How Big Data Causes Big Problems for the WAN

The real-time analysis of large amounts of data, that is “big data”, brings competitive advantages to most companies, such as detailed insights into the wishes and purchasing behavior of customers, or up-to-date knowledge of new trends, and in real time. Companies, but also public institutions, can therefore react faster to new developments and exploit market opportunities thanks to big data.

According to a recent study by Microsoft, 75 percent of all medium-sized and large companies want to implement Big Data solutions in the next twelve months. The 62 percent of companies now have data stocks of 100 TB and more.

But Chief Information Officers (CIOs) and IT managers often overlook one of the key factors in starting Big Data initiatives: the high demands placed on transporting such large amounts of data to the underlying network infrastructure. If a company holds a large amount of data on servers and storage systems, this is not really worth it. The real benefit is to examine extensive heterogeneous information inventories from different sources and to be able to take appropriate measures on the basis of the results.

The role of the network infrastructure is insufficiently considered

One of the biggest challenges is overcoming the technical barriers associated with transporting and backing up big data over wide area (WAN) connections. But other key technologies, such as cloud computing, can not leverage their benefits when data is not delivered quickly and efficiently over WAN links. The result: Companies and organizations invest money in applications that ultimately can not reach their full potential.

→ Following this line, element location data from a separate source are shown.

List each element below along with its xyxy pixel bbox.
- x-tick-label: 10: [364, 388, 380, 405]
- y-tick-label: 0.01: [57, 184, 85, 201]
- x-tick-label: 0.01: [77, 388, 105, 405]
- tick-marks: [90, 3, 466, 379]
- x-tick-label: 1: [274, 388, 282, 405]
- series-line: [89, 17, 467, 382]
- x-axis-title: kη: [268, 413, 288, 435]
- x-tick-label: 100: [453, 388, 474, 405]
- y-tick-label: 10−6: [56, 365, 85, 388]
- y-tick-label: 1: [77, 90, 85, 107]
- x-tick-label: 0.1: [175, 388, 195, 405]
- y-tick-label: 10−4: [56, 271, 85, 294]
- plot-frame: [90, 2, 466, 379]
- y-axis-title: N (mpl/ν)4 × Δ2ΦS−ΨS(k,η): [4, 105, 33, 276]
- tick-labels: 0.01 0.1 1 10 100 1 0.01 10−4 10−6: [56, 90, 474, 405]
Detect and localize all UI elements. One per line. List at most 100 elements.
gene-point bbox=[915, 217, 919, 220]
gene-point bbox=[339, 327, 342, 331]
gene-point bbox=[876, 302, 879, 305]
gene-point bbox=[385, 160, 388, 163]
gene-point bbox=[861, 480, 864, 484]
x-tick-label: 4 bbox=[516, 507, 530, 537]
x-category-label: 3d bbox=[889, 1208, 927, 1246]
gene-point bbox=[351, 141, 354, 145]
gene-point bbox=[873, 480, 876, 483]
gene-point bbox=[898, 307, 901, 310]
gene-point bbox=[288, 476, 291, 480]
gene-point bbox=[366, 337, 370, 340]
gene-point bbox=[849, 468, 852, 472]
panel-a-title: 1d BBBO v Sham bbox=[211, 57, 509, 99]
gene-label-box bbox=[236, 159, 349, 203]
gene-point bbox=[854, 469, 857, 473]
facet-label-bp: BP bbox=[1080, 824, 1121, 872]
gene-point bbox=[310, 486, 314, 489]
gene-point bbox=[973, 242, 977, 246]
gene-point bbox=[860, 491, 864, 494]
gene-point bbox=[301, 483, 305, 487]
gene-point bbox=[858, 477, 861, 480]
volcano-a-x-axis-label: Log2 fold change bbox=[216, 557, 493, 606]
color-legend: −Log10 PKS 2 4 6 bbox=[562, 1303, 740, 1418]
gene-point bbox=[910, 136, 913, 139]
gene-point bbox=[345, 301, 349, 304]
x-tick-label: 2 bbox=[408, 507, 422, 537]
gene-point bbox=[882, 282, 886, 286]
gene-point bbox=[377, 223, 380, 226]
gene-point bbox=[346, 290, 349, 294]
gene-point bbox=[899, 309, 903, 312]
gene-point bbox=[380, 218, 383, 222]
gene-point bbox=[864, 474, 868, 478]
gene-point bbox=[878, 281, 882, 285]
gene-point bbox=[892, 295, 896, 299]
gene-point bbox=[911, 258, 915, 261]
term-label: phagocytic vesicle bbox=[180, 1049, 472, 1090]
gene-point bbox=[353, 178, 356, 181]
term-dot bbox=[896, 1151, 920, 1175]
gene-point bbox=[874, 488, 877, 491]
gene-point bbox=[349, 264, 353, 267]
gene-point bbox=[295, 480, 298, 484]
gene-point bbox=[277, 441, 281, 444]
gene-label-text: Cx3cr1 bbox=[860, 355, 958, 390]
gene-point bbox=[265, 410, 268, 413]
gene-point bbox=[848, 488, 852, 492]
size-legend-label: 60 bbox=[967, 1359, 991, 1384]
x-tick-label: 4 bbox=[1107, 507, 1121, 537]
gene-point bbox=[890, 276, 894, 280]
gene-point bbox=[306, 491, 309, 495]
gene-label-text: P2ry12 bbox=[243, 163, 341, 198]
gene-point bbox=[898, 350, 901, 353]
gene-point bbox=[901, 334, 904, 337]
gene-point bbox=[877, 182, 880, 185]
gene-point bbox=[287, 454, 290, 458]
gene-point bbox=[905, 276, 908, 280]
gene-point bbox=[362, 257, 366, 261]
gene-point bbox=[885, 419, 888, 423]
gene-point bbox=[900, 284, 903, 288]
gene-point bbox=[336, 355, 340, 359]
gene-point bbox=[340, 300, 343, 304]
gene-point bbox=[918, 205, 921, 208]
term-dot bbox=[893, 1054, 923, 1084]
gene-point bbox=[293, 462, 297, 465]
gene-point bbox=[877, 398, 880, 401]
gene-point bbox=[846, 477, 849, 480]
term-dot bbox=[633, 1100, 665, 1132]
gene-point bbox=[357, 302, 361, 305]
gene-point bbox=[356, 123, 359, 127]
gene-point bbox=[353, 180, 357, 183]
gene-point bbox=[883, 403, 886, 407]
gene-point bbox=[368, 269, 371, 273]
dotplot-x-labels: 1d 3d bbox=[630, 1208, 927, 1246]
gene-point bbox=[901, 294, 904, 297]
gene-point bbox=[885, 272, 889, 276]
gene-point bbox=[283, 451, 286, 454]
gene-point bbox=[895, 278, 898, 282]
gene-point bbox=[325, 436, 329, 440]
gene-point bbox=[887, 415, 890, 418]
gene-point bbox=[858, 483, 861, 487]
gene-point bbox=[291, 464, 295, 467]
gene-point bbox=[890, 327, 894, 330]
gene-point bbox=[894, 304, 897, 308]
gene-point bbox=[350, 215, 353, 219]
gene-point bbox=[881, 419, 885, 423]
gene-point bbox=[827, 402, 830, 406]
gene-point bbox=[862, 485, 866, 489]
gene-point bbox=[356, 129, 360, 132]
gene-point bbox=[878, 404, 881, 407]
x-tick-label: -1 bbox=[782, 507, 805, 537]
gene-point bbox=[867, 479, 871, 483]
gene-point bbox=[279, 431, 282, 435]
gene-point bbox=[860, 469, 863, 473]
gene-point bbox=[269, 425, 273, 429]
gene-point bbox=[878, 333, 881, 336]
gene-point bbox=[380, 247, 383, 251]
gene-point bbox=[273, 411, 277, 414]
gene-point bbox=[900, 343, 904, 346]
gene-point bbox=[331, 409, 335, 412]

The fact that IT decision makers underestimate the central role of network infrastructure in connection with big data is also proven by the Microsoft study. IT managers consider implementation of real-time analytics and data mining as the biggest challenge (62 percent) over the next two years. For 58 percent, the expansion of storage infrastructure is a high priority, and 53 percent see solutions as important to evaluate unstructured data. How these data should reach the data centers where they are analyzed, and what that means for LANs and wide area networks, obviously plays a less important role for the surveyed IT professionals.

WAN links become a bottleneck

However, as companies leverage cloud computing offerings or make big data analytics, they realize that the existing WAN links are inadequate. These are simply no match for the growing demands and are becoming a bottleneck.

Insufficient WAN connectivity can negate the benefits that IT managers expect them to gain from consolidating storage resources in a cloud environment or in centralized storage pools. On the other hand, the computing capacity in a company’s data center is generally insufficient to process big data information assets. This would require the acquisition of additional servers and storage systems, as well as the implementation of big data analytics software, including the training of existing IT professionals or the hiring of more professionals. As a result, big data analytics are increasingly becoming specialized service providersoutsourced. These provide big data analytics as part of cloud computing services.

Hurdles for big data initiatives

Many IT professionals are unaware of the central role that network connections, and especially WANs, play in big data, even when they are analyzing such information in their own data centers. IT specialists tend to focus primarily on storing and evaluating big data. How the data reaches the servers and storage systems is often left out.

There are three main challenges in delivering Big Data over Wide Area Networks. First of all, when migrating data , it is important to consider the stability of the links and the large distances that need to be bridged. The further away the data center to which data is to be transported, the higher the latency and the longer the data transfer takes.

The second challenge is too low a bandwidth. It also has a negative effect on the transmission times. Switching to higher capacity WAN lines in many cases turns out to be a dead end because either there are no links with the desired bandwidth available or costs are too high. In addition, in cloud computing environments or MPLS (Multi-Protocol Label Switching) networks, data packets are not transmitted or transmitted in the wrong order when an overload situation occurs.

Any of these factors can mean the end of a big data project or drive up costs. Based on experience from Silver Peak Systems, large companies expand their WAN bandwidth on average every two years. In this way, organizations are taking into account the growth in the amount of data that needs to be delivered and the need for real-time WAN performance .

But implementing WAN links with a larger capacity is time consuming and costly. In addition, more bandwidth does not always eliminate the negative effects of high latency and packet loss rates in applications deployed over wide area networks. In short, companies and organizations that use business applications such as cloud computing, big data, or replicating data in disparate data centers need to be aware of the key role of the network infrastructure.